The point is, the reason why CCS fails to remove linearly available information is not because the data “is too hard”. Rather, it’s because the feature is non-linear in a regular way, which makes CCS and Logistic Regression suck at finding the direction which contains all linearly available data (which exists in the context of “truth”, just as it is in the context of gender and all the datasets on which RLACE has been tried).
I’m not sure why you don’t like calling this “redundancy”. A meaning of redundant is “able to be omitted without loss of meaning or function” (Lexico). So ablation redundancy is the normal kind of redundancy, where you can remove sth without losing the meaning. Here it’s not redundant, you can remove a single direction and lose all the (linear) “meaning”.
Suppose your datapoints are (x,y)∈R2 (where the coordinates x and y are independent from the standard normal distribution), and the feature you’re trying to measure is x2+y2. A rank-1 linear probe will retain some information about the feature. Say your linear probe finds the x coordinate.
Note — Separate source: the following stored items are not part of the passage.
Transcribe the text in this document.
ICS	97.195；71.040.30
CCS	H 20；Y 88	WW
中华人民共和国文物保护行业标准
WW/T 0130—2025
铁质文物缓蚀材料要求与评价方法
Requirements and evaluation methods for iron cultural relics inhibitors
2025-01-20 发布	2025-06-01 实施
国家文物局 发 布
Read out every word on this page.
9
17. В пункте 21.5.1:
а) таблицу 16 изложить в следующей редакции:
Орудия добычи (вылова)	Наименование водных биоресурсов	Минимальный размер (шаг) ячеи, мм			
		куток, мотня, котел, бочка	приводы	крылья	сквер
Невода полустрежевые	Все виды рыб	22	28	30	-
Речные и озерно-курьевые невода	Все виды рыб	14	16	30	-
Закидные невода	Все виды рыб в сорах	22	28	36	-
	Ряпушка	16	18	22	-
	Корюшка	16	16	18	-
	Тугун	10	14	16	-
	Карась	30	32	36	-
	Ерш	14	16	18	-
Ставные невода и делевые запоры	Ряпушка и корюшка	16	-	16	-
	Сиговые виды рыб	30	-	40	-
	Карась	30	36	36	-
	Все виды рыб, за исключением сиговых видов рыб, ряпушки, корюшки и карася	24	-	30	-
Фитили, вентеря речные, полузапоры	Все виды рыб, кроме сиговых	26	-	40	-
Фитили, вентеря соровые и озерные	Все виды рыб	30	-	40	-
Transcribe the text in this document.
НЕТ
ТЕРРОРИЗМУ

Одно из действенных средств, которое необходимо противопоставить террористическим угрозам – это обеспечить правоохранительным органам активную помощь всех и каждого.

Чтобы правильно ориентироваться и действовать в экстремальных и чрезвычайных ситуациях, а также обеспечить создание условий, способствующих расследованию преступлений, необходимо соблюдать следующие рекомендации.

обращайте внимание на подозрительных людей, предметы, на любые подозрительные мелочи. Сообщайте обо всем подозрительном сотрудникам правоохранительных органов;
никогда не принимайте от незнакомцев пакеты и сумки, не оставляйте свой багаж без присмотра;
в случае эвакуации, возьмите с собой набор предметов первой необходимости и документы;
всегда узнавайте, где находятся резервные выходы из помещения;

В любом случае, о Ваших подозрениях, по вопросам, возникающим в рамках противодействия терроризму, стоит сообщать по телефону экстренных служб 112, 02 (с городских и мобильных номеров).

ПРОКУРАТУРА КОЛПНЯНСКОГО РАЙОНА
This gives you information about x2+y2; your expected value for this feature is now x2+1, an improvement over its a priori expected value of 2. If you ablate along this direction, all you’re left with is the y coordinate, which tells you exactly as much about the feature x2+y2 as the x coordinate does, so this rank-1 ablation causes no loss in performance. But information is still lost when you lose the x coordinate, namely the contribution of x2 from the feature. The thing that you can still find after ablating away the x direction is not redundant with the the rank-1 linear probe in the x direction you started with, but just contributes the same amount towards the feature you’re measuring.
Disagree. The reason CCS doesn’t remove information is neither of those, but instead just that that’s not what it’s trained to do. It doesn’t fail, but rather never makes any attempt. If you’re trying to train a function such that f(1,1)=1 and f(−1,−1)=−1, then f(x,y)=x will achieve optimal loss just like f(x,y)=12(x+y) will.